Many small parts of engine design contribute. EA888.4 uses extremely high pressure DI, leading to better atomization, which helps prevent the oil mixing that leads to LSPI events. It also has relatively strong ringlands (compared to other small TGDI motors with these problems). It has oil squirters on the pistons, which help reduce crown temps. Stock tunes are set up well to detect better or worse octane by a few points, and should not give the engine all of the boost while lugging it. Also, the Mk7 GTI was intended for 87 in the US as well. Certainly more that are less obvious.I checked and the recommended oil, vw 508 0w20 is low calcium and this new standard was created due to research into lapi
The mk7 gti used a high calcium oil but was probably offset by it's required use of 91 aki octane.
Since the failure rate is affected by other conditions what if high failure, say 100k plus miles, is localized to specific cars?
I'm just confused because if it's rare why did multiple manufacturers respond with standard changes so rapidly? (Independent research seems to start around 2012 to 2016 and VW changed by 2019)
Maybe just cautious?
The only times I've maybe heard of something that could have been LSPI on an EA888.3/4 was a tuned car, where anything is possible.

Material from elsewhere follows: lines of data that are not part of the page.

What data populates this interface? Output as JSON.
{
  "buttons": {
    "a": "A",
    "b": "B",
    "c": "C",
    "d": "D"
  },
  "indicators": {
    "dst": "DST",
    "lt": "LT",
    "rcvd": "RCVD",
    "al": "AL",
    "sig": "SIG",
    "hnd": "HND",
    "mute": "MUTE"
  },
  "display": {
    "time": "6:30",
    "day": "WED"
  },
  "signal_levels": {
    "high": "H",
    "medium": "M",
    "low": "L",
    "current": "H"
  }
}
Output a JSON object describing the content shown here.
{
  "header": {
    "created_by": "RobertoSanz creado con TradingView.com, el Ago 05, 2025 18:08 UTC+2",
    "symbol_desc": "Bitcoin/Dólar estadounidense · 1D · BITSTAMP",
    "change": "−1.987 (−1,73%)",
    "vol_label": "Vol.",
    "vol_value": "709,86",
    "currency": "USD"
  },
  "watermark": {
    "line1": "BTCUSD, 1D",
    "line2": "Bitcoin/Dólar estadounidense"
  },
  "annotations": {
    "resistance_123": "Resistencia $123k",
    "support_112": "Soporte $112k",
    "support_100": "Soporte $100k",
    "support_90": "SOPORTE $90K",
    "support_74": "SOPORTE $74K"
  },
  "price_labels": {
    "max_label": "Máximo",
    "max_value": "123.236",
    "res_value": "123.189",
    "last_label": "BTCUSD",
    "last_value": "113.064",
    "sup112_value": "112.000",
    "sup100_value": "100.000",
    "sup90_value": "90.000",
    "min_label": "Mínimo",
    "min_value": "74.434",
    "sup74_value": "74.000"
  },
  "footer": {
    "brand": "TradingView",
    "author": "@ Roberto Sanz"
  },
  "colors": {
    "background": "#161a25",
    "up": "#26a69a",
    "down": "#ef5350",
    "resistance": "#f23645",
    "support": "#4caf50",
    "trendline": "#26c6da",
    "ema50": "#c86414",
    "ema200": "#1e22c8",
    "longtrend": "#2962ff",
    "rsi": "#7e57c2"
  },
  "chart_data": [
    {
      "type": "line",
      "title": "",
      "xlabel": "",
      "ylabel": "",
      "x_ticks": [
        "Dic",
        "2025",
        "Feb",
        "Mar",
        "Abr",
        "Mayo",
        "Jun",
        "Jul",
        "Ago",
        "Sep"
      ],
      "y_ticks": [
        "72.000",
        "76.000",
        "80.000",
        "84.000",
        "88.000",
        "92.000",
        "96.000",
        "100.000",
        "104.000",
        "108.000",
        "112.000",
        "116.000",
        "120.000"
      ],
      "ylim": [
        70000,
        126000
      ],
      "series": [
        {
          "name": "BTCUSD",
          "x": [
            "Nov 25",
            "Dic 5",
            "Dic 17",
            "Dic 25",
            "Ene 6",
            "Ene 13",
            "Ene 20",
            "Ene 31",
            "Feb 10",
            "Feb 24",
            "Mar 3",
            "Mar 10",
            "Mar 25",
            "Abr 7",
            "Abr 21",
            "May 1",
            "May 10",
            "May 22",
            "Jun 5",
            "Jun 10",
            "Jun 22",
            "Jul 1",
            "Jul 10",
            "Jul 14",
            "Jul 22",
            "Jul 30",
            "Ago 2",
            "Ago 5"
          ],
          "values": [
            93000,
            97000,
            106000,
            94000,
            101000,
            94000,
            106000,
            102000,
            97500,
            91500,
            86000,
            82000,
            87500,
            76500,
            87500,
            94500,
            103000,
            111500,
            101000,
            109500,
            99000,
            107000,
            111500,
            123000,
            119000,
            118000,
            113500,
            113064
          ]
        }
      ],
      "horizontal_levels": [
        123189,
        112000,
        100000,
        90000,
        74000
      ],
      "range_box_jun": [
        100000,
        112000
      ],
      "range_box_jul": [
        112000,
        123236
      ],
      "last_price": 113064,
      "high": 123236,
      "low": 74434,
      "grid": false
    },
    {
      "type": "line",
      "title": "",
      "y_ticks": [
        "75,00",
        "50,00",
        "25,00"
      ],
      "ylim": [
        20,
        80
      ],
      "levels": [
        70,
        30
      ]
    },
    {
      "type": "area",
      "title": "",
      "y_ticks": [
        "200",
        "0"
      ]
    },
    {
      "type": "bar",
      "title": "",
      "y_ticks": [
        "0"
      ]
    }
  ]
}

As far as oil goes, pre-508/504, VW 502 oils weren't really limited on phosphorous (and still aren't generally). Castrol 5w30, Mobil 1 Full Synthetic, etc. help quench LSPI with higher ZDDP. When VW moved to OPF and ultra-thin oils, this coincided with the new mid-saps specs right before the new engine generation, but I doubt LSPI was the primary motivation (compared to emissions, particulate filter longevity, etc.)